Autobesitz war gestern. Heute leiht man sich das zum jeweiligen Anlass passende Fahrzeug einfach aus. Speziell in Berlin, wo rund 5.000 stationsungebundene Carsharing-Autos und hunderte stationsbasierte und private Carsharing-Wagen bereitstehen. Aber welches Angebot ist am besten?

Eine Frage, auf die es keine fixe Antwort gibt. Das Verbraucherportal Sparwelt.de hat sich die Möglichkeiten, also etwa Car2Go, DriveNow, Miles und SiXTshare, Flinkster, Ubeeqo, Greenwheels, Stadtmobil, Cambio und Oply genau angeschaut und hat sie speziell in Sachen Preise verglichen.

Demnach wird die Fahrt mit den Free-Floating-Autos in der Regel pro Minute abgerechnet. Und die kann, je nach Autotyp und Nachfrage, zwischen 19 und 40 Cent kosten. Zudem bieten die Anbieter Stunden- und Tagespakete an, die ab 49 Euro für 24 Stunden beginnen.

"Die Tagespauschale für die günstigsten stationsbasierten Autos liegt zwischen 20 und 40 Euro", haben die Tester herausgefunden. Allerdings sei bei der Buchung immer darauf zu achten, ob in den Paket- beziehungsweise Tagespreisen Freikilometer inkludiert sind, denn das sei gerade bei den günstigen stationsgebundenen Anbietern oft nicht der Fall. Nur Ubeeqo schenkt seinen Kunden mindestens 50 Freikilometer - vor Buchungsabschluss ist es außerdem möglich, andere Kilometerpakete dazu zu buchen.

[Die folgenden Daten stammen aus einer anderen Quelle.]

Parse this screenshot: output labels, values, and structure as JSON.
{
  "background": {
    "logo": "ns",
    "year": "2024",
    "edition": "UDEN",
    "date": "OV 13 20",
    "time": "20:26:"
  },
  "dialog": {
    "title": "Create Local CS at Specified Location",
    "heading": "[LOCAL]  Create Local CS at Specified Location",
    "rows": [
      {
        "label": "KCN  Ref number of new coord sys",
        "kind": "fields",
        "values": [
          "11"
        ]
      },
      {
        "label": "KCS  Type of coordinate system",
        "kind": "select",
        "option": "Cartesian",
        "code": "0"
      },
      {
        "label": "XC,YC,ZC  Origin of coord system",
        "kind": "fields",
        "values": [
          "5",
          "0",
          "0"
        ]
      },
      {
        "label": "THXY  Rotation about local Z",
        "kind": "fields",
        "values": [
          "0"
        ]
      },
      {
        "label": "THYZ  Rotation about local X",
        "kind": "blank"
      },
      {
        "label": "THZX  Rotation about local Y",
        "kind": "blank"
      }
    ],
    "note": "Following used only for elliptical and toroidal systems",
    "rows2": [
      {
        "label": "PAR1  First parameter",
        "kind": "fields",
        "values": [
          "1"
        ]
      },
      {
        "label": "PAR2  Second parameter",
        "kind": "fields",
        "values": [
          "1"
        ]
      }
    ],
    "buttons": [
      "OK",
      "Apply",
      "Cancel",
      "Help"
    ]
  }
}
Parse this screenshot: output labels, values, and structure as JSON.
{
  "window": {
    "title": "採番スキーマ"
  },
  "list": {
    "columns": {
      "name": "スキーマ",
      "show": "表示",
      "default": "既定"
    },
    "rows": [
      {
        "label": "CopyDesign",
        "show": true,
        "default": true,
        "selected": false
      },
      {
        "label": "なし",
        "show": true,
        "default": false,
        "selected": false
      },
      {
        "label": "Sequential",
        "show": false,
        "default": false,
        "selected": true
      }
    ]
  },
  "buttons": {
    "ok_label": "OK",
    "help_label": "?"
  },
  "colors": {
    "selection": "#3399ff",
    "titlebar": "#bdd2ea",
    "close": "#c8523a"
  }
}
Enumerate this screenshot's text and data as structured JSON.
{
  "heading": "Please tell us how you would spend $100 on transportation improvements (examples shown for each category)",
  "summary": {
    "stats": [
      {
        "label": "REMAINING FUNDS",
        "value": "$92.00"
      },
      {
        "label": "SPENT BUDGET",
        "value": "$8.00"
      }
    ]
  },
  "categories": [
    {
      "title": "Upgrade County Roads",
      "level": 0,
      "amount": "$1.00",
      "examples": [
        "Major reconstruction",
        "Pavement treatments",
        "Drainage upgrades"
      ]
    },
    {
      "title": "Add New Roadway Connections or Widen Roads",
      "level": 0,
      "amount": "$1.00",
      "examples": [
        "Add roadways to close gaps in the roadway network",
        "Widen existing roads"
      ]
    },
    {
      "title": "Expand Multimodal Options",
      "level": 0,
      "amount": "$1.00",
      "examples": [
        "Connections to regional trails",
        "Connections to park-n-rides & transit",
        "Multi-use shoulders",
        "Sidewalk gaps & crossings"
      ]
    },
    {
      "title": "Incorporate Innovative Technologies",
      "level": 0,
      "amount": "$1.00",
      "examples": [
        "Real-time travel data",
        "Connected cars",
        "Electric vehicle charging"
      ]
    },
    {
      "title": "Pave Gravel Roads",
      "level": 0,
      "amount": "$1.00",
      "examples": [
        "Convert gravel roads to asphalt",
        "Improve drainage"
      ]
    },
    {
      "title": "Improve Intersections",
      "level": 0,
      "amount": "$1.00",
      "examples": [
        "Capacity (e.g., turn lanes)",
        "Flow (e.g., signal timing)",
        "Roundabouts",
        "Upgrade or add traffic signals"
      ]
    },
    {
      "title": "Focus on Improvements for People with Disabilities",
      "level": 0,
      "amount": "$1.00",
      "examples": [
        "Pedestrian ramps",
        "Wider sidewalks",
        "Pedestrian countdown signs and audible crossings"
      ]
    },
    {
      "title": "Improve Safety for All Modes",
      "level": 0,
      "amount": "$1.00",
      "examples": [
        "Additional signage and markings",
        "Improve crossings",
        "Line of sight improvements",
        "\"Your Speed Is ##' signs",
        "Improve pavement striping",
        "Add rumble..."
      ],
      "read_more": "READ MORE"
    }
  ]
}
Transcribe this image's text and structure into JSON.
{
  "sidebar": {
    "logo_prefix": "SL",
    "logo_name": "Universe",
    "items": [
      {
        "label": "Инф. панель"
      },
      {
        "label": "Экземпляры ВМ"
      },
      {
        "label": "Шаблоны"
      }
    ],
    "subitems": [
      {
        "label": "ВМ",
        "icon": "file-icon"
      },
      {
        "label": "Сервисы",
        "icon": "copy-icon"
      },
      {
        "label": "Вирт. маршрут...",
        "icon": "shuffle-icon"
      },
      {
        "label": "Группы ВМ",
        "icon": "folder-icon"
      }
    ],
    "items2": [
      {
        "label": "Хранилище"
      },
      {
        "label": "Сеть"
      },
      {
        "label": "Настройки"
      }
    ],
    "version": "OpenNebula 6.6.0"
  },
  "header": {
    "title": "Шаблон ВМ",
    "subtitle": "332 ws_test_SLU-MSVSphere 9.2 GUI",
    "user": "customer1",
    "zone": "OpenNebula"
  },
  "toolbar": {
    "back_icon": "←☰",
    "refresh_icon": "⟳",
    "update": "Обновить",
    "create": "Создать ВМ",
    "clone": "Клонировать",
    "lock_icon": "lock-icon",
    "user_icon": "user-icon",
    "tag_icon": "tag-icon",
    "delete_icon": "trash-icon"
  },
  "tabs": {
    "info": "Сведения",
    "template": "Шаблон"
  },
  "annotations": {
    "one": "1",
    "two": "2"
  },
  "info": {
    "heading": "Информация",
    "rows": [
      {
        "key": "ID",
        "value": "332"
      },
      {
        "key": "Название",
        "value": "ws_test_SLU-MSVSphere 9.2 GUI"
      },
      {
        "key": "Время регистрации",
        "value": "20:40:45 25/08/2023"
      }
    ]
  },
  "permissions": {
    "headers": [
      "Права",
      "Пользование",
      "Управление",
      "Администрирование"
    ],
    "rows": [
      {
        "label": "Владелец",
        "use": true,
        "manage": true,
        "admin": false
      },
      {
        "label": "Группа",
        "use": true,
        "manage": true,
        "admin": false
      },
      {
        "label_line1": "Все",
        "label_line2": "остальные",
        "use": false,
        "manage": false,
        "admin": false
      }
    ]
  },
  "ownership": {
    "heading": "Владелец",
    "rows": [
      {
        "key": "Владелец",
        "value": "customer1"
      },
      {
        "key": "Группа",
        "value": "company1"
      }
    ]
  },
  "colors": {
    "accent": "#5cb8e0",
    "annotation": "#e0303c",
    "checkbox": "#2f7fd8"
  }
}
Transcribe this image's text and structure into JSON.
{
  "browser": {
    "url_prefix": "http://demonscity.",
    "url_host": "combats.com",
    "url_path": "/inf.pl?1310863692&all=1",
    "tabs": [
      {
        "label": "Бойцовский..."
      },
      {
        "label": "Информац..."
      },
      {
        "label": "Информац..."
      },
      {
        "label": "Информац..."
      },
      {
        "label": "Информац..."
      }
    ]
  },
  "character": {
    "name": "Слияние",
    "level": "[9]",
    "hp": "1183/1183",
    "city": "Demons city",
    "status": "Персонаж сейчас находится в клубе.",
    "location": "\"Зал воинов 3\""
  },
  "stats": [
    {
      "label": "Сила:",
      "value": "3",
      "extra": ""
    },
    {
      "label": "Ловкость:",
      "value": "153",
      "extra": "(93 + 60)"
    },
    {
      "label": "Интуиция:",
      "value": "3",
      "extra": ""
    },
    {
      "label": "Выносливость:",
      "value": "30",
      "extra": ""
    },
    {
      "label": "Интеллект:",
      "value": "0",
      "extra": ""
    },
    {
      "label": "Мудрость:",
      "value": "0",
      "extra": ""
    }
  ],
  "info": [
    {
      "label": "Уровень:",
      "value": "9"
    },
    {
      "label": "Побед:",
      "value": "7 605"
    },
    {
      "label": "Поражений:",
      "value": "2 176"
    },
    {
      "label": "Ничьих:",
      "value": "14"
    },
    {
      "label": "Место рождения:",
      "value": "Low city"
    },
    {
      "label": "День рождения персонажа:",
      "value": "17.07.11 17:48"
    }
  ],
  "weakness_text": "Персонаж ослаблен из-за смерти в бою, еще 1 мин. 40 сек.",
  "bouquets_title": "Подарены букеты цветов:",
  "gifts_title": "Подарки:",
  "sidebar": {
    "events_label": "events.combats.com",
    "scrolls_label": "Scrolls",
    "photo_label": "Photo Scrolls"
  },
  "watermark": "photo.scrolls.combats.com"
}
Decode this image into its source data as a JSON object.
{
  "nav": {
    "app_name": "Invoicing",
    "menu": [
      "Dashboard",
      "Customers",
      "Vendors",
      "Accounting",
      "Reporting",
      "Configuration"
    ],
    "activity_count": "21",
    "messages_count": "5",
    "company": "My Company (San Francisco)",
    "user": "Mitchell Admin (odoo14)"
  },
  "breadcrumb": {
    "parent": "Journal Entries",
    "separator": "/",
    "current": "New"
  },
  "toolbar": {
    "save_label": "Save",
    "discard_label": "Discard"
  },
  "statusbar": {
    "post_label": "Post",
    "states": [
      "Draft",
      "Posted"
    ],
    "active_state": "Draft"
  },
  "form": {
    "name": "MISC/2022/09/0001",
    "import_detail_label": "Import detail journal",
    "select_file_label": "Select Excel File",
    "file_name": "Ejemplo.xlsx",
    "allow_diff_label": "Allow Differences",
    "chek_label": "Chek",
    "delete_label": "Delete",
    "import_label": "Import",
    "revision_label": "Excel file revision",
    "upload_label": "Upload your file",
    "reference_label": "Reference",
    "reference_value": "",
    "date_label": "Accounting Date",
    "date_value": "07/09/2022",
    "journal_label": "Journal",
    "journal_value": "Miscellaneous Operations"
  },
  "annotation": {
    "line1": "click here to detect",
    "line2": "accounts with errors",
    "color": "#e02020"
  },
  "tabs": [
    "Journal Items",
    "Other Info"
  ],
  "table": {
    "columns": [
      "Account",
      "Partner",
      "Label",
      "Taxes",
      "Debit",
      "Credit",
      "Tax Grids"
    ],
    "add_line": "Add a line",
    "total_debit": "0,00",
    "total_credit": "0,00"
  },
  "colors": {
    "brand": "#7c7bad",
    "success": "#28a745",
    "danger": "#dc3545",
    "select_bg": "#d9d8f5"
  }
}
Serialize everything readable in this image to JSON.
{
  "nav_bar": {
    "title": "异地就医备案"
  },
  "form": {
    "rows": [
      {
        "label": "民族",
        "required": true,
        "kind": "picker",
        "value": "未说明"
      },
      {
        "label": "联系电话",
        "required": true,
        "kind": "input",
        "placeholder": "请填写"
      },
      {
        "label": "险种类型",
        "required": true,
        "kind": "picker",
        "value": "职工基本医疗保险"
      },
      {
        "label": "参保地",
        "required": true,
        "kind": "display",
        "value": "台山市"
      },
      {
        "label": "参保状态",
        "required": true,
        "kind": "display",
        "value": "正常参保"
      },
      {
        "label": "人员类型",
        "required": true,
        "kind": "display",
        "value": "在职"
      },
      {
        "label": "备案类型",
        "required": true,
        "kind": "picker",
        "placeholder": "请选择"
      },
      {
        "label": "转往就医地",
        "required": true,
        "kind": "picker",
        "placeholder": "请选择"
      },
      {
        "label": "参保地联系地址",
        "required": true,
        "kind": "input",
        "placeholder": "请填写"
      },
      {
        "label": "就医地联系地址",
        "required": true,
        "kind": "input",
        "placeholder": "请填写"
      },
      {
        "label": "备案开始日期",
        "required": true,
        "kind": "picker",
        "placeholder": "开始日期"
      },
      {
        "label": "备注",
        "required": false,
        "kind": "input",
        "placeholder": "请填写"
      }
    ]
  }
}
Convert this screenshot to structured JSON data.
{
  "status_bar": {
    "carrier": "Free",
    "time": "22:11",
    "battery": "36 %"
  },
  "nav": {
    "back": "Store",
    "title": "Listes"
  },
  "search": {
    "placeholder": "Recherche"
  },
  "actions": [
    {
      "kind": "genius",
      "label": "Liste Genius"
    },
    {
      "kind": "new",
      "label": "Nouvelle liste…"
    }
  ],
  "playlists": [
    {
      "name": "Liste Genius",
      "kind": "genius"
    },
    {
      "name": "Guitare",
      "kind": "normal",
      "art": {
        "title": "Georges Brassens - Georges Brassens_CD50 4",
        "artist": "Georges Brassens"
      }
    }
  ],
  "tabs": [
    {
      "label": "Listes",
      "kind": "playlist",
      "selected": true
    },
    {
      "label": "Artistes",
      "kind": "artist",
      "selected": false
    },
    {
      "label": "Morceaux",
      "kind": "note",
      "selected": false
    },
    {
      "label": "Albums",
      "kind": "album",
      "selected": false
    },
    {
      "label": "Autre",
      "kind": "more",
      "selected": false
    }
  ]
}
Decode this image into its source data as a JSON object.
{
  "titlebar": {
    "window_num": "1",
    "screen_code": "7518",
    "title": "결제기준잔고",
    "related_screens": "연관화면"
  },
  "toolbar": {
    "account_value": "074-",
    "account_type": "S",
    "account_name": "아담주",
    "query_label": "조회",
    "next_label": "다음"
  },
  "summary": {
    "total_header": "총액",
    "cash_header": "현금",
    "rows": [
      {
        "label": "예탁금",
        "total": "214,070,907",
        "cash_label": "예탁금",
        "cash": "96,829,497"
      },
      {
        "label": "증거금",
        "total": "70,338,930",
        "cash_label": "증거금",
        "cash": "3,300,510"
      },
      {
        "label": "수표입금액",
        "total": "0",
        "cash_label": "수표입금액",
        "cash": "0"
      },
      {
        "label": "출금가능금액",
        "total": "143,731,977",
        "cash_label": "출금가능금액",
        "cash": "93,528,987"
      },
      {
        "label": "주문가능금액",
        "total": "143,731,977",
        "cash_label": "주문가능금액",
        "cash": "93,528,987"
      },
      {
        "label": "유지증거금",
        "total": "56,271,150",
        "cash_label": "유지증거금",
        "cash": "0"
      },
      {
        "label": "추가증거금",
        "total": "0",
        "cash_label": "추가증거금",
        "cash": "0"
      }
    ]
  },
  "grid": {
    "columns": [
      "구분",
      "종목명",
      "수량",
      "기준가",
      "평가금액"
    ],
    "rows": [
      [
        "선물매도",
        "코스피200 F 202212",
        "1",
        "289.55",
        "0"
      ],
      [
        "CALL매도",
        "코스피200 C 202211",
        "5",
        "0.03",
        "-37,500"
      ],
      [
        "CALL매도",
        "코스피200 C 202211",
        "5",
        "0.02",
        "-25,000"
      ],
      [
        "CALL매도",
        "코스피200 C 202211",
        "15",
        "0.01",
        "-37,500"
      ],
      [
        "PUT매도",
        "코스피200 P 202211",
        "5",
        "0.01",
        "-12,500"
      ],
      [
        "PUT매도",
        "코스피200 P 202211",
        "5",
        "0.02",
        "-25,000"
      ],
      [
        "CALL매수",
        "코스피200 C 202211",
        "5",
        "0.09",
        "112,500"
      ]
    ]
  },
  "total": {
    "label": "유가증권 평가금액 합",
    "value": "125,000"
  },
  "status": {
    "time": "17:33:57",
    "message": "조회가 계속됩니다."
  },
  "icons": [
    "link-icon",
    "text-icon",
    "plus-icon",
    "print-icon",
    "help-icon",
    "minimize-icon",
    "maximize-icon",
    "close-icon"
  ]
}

Beim privaten Carsharing vermieten Privatpersonen ihre Autos. In Berlin klappt das über die Vermittlungsplattformen Turo, Snappcar und Drivy. Kleinwagen sind schon für 20 Euro am Tag buchbar. Bei Drivy sind pro Tag 200 Freikilometer inklusive. Auch bei Turo und Snappcar sind in der Regel Freikilometer enthalten.

Das Fazit von Sparwelt.de: Für spontane Kurzstreckenfahrten sind Free-Floating-Anbieter wie Car2Go oder Miles besonders geeignet. Bei längeren Strecken lohnt es sich, ein Auto von einem stationsbasierten oder privaten Carsharing-Anbieter zu buchen, da die Stunden- und Tagespauschalen im Gegensatz zu denen der Free-Floating-Anbieter zumeist günstiger sind. Doch gerade bei längeren Strecken sind die zusätzlichen Kilometerkosten zu beachten.